Almost invariably, when very bright people have not studied philosophy and seen multiple ways of building a framework to understand something, they form some amateur understanding of their own on the topic and consider it to be so commonsense that it seems like idiocy to them to significantly deviate from it. While the recent conversation in which I was reminded of this was about mathematical "knowledge", where I argued against what might've been a naïve form of logical positivism and for a particular form of empiricism. It's difficult to successfully discuss these things though with people who haven't encountered other whole ways of looking at things, and I don't think I did a good enough job in giving enough food for thought to most of the listeners to inspire them to look into all the ways of thinking about things. A lot of the time when I'm talking with philosophy, I'm looking more for consideration of the ideas I present than agreement, at least partly because I find it disappointing when people argue passionately for their weltanschauung when they've never take the time to really understand/consider other ways of seeing the same thing. There are certain things they would probably not say and certain types of groupthought they would not engage in, I think, if they saw the viability of competing frameworks. This is part of why I think "teaching" philosophy is so important in High School and University.
It's important to note that this learning isn't something that people get all at once - exposure to radically different ways of seeing fields usually has to happen once per field to be effective. Before I took the Philosophy of Science class here at CMU, well after I finished my undergrad, I was exposed to ideas that inspired me to reshape my notions of truth, learning, science, etc. Before that, I may have had some small ideas on possible variances in perspective, but I was relatively ignorant. I'm sure there are other areas of philosophy where I'm similarly ignorant - hopefully at some point I'll spot such areas and take classes or read books to remedy that.

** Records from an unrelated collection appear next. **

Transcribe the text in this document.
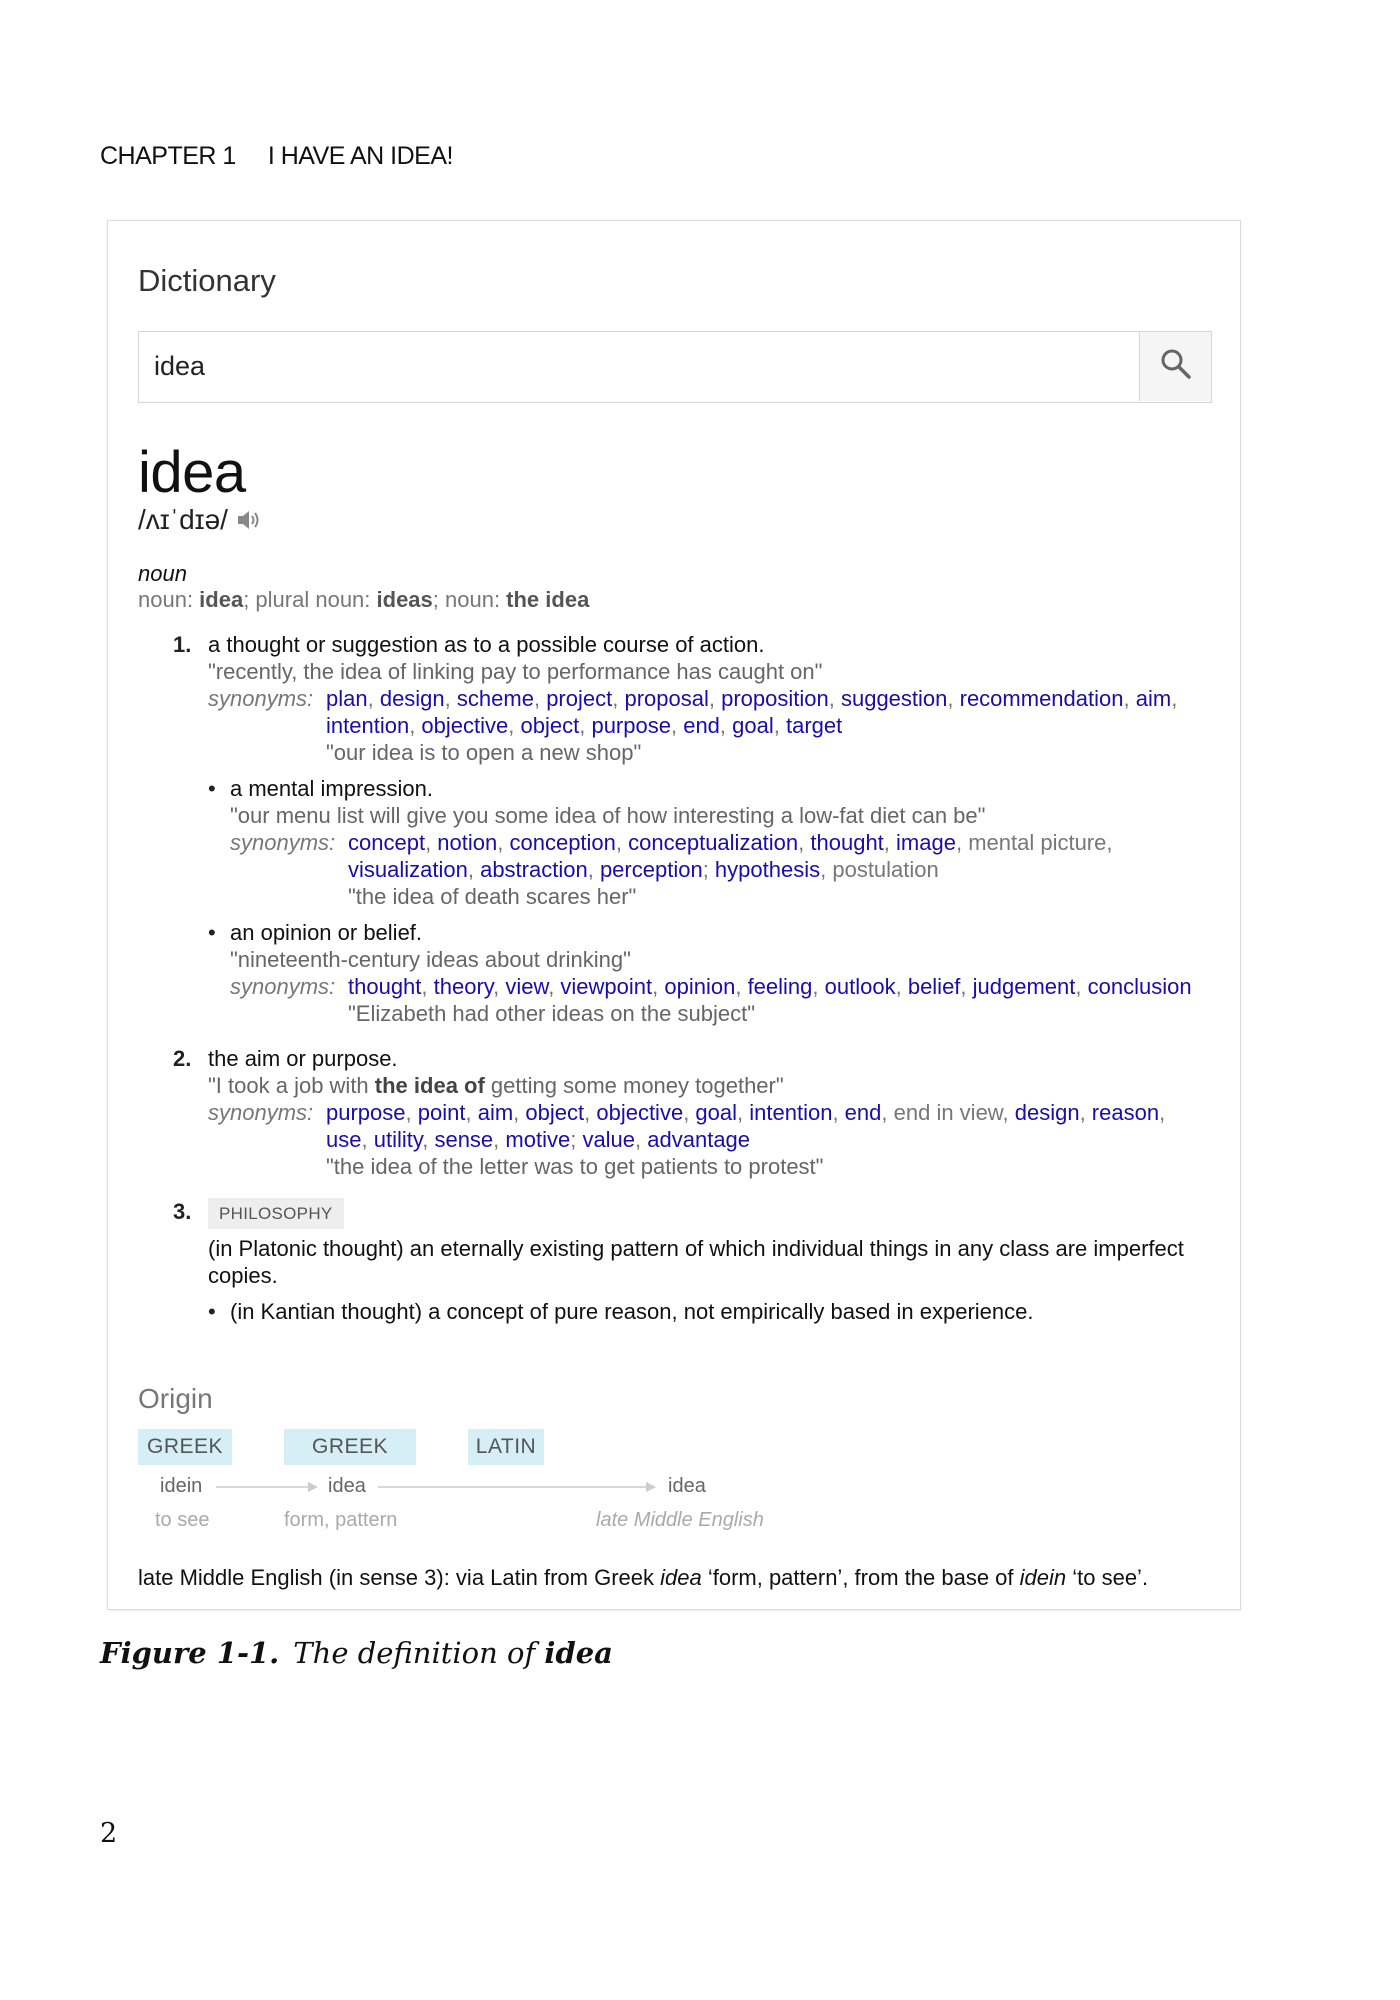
CHAPTER 1 I HAVE AN IDEA!
Dictionary
idea
idea
/ʌɪˈdɪə/
noun
noun: idea; plural noun: ideas; noun: the idea
1. a thought or suggestion as to a possible course of action.
"recently, the idea of linking pay to performance has caught on"
synonyms: plan, design, scheme, project, proposal, proposition, suggestion, recommendation, aim, intention, objective, object, purpose, end, goal, target
"our idea is to open a new shop"
• a mental impression.
"our menu list will give you some idea of how interesting a low-fat diet can be"
synonyms: concept, notion, conception, conceptualization, thought, image, mental picture, visualization, abstraction, perception; hypothesis, postulation
"the idea of death scares her"
• an opinion or belief.
"nineteenth-century ideas about drinking"
synonyms: thought, theory, view, viewpoint, opinion, feeling, outlook, belief, judgement, conclusion
"Elizabeth had other ideas on the subject"
2. the aim or purpose.
"I took a job with the idea of getting some money together"
synonyms: purpose, point, aim, object, objective, goal, intention, end, end in view, design, reason, use, utility, sense, motive; value, advantage
"the idea of the letter was to get patients to protest"
3.	PHILOSOPHY
(in Platonic thought) an eternally existing pattern of which individual things in any class are imperfect copies.
• (in Kantian thought) a concept of pure reason, not empirically based in experience.
Origin
GREEK	GREEK	LATIN
idein	idea	idea
to see	form, pattern	late Middle English
late Middle English (in sense 3): via Latin from Greek idea ‘form, pattern’, from the base of idein ‘to see’.
Figure 1-1. The definition of idea
2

Of course, what does it get me? I get to be the party pooper who tells people to hold their horses when they have passionate attachment to a certain way of looking at things, and I toss at them lone arguments they will laugh at until and unless they ever take to study the topic. It's probably a bit of walking into a church and arguing for atheism, or being the lone liberal in a room full of conservatives (or vice versa). Awesome... well, no, not really. I suppose it wouldn't go down well though to punt on discussion beyond a certain point and suggest books or classes in cases like this.